A mix of different factors makes it literally impossible for most people to delete their Facebook account. Those are:

  • The need to supplant emotional labor with Facebook (read Sarah Jeong’s essay on how she tried to stay away from Facebook and really felt bad about it. For many, not having Facebook means an extremely weakened social support network)
  • The need to use Facebook to get required information (such as parties, events, gossip, personalized news).
  • The need to use Facebook to run a business/make a living (Read: Emerging Markets Can’t Quit Facebook)
  • The need to use Facebook for work-related tasks.
  • The need to use Facebook to maintain and reach a personal audience (particularly relevant for influencers and people from the fields of media, marketing and communication, politicians etc.)
  • The need to login to 3rd party sites with Facebook credentials

Let’s pretend this list is complete (though it probably is not): Every person would weight the relevancy of these factors and the perceived lock-in for each of them differently. But every person who has been an active Facebook user for a while would find that at least a few of these factors do apply to them. To some, possibly all of them.

Taken together, these various lock-in factors allow for a drastic conclusion: Facebook is almost immune against a user backlash. Campaigns to delete Facebook will never catch on with the masses, because the perceived personal cost of giving up Facebook all together is too high for most people. I consider myself half-way out of there since about a year ago, but even for me, going all the way would be a sacrifice which I am hesitant to make (although I am pondering it).
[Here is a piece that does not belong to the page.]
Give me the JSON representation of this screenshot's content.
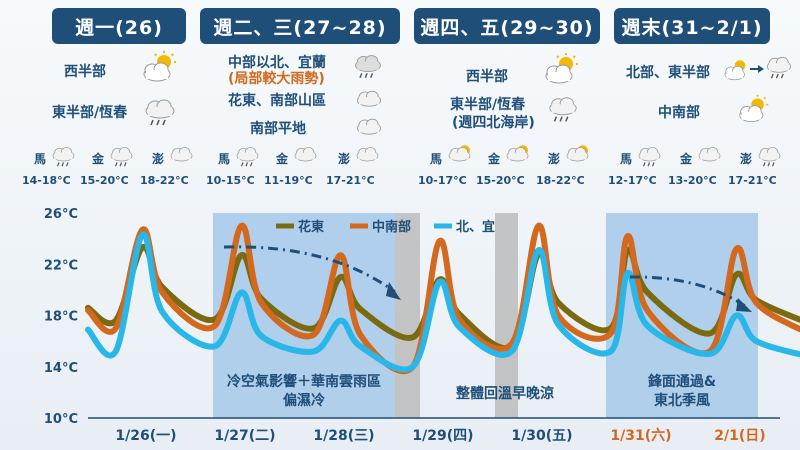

This means that Facebook can carry on as usual, and it has enough wiggle room for more missteps, data leaks and unethical initiatives and experiments.

The majority of people need Facebook too much. Thus right now, the only risk for Facebook comes either from internal issues that would lead to significant strategic mistakes, or from regulation. But considering people’s reliance on Facebook, who do you think users would side with if regulation threatens to cut them off from whatever Facebook provides them with (see above)?

Facebook is the most powerful organization in the world at this moment, and it has eliminated people’s freedom of choice while technically being able to insist that people can leave if they want. In principle and regardless of how benevolent its leadership might be — this is a scary status quo.